Subscription companies speak a language built around a handful of metrics. Understanding these metrics tells you why companies behave the way they do — and helps you predict what will happen to your subscriptions.
MRR: Monthly Recurring Revenue
MRR is the most important number for any subscription business. It represents stable, predictable monthly income. A SaaS company's valuation is typically 5-12x its annual MRR.
What this means for you: companies with strong MRR growth will reinvest in the product. Companies with declining MRR will raise prices, cut features, or sell to a competitor.
Churn Rate
Churn is the percentage of subscribers who cancel each month. A 5% monthly churn rate means a company loses 5% of subscribers every month — or about 46% per year.

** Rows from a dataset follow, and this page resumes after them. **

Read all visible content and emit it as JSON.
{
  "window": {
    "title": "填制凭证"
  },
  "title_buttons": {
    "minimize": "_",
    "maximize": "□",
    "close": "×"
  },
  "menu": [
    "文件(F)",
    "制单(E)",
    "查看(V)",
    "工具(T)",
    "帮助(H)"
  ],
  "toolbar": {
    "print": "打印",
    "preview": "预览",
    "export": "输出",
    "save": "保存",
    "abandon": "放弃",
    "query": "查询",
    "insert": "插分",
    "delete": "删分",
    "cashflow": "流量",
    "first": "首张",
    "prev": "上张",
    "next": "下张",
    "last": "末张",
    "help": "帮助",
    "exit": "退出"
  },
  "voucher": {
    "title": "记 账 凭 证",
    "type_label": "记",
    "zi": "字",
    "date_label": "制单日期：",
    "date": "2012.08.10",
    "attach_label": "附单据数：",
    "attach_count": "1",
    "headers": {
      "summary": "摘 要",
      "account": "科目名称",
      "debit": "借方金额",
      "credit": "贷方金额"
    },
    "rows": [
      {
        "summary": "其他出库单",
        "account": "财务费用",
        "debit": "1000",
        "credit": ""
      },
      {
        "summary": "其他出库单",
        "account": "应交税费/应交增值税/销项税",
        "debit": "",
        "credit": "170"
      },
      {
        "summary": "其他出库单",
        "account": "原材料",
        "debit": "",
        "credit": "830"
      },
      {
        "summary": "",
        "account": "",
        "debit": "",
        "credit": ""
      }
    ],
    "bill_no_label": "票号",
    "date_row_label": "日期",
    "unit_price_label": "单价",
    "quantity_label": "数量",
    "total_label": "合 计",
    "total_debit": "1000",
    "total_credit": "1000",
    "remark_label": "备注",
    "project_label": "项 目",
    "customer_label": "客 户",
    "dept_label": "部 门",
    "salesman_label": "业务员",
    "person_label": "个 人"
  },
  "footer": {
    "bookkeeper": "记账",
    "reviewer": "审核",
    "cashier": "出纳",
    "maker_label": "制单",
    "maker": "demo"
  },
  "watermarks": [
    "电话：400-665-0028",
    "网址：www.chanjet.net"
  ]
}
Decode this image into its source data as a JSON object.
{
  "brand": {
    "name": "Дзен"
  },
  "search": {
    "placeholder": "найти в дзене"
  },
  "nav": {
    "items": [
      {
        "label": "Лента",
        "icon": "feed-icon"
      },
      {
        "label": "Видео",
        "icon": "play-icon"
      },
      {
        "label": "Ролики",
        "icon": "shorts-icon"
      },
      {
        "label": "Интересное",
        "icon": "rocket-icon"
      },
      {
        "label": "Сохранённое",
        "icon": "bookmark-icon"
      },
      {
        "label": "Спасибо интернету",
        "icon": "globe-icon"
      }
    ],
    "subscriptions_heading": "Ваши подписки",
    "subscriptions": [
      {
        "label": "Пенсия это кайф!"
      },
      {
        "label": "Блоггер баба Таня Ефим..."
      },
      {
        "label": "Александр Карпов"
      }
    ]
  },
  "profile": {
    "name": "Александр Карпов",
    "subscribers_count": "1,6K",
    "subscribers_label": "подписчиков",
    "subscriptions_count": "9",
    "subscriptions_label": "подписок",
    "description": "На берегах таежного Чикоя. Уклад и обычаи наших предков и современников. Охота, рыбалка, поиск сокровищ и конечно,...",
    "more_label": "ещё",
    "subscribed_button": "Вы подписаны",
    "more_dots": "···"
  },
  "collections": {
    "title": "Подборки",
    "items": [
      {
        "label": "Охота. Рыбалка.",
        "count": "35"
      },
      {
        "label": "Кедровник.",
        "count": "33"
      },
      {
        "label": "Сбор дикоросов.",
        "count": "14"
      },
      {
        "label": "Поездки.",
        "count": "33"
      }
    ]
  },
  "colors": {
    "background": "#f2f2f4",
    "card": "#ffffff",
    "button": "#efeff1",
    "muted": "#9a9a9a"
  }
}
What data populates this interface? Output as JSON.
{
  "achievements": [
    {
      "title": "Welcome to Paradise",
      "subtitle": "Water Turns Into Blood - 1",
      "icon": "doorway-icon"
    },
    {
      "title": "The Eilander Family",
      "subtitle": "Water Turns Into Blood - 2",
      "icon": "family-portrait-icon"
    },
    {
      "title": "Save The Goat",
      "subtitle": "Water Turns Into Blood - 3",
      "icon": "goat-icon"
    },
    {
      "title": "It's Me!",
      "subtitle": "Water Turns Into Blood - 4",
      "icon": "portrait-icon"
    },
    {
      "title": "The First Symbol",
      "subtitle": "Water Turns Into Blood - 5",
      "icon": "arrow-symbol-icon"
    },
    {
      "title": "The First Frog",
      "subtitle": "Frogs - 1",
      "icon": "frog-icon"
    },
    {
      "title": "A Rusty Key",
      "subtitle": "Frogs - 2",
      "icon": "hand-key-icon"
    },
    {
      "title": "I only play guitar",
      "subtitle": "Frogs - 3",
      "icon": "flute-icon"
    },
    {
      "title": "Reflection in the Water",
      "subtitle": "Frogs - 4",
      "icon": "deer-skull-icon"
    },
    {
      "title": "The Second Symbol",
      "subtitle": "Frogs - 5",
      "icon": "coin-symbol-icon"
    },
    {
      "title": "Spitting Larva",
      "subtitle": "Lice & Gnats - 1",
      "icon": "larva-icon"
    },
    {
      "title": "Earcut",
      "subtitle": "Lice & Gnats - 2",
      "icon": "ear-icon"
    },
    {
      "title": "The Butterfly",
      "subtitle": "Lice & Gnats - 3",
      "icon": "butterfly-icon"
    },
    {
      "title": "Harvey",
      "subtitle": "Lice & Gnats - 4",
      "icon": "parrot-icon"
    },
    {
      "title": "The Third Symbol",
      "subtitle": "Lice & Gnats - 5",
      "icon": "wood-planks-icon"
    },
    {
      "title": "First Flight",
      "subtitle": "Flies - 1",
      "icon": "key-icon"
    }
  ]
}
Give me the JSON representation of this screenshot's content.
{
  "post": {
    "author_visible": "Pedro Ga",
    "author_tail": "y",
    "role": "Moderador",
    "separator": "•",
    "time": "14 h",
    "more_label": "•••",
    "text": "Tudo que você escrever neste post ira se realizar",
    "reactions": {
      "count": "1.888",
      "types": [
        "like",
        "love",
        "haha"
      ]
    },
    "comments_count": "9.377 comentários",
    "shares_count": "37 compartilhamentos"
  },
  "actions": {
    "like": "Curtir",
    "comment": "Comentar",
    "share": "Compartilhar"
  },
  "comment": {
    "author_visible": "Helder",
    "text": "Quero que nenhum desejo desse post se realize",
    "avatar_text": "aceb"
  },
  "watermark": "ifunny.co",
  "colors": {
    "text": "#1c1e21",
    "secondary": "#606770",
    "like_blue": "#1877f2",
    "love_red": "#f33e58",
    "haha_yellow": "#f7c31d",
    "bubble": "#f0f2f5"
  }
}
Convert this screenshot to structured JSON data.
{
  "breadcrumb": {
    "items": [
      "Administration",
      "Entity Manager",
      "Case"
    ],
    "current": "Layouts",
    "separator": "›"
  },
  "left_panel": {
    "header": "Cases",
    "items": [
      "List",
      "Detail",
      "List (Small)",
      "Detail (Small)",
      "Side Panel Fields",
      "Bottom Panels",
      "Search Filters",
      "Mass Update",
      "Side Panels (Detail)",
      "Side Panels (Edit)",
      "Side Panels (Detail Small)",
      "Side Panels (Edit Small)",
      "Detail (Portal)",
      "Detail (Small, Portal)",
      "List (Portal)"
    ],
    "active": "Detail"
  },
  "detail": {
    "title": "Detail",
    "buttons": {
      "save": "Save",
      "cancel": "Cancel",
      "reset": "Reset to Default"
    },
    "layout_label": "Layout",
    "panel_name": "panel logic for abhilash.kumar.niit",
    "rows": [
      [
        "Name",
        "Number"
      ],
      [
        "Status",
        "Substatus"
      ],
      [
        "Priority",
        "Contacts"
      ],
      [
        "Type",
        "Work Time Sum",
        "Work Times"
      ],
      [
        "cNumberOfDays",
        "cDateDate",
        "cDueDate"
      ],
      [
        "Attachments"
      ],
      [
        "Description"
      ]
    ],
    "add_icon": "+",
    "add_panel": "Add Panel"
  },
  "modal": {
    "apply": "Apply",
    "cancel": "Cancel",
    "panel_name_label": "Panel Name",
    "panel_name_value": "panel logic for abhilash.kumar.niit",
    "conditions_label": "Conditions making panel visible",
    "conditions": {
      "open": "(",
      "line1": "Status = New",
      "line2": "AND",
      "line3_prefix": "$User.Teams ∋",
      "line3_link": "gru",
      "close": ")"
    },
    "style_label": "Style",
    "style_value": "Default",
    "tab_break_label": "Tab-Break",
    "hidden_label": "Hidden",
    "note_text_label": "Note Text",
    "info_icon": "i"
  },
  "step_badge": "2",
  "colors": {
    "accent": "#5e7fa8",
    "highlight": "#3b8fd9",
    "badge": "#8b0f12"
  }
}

High churn = the company is not delivering value. Watch for signs: price increases, feature degradation, support deterioration. These are often signs of a company trying to compensate for high churn.
ARPU: Average Revenue Per User
Companies constantly optimise to increase ARPU — the average amount each subscriber pays. This is achieved through price increases, removing features from lower tiers, and pushing upgrades.
Pattern to watch: when a service adds a new "Plus" or "Pro" tier, it often signals that existing features will be moved to the higher tier at the next price revision.
CLV: Customer Lifetime Value
CLV estimates how much a customer will pay before cancelling. Companies with high CLV can afford to spend more to acquire customers — hence the generous free trials and discounts.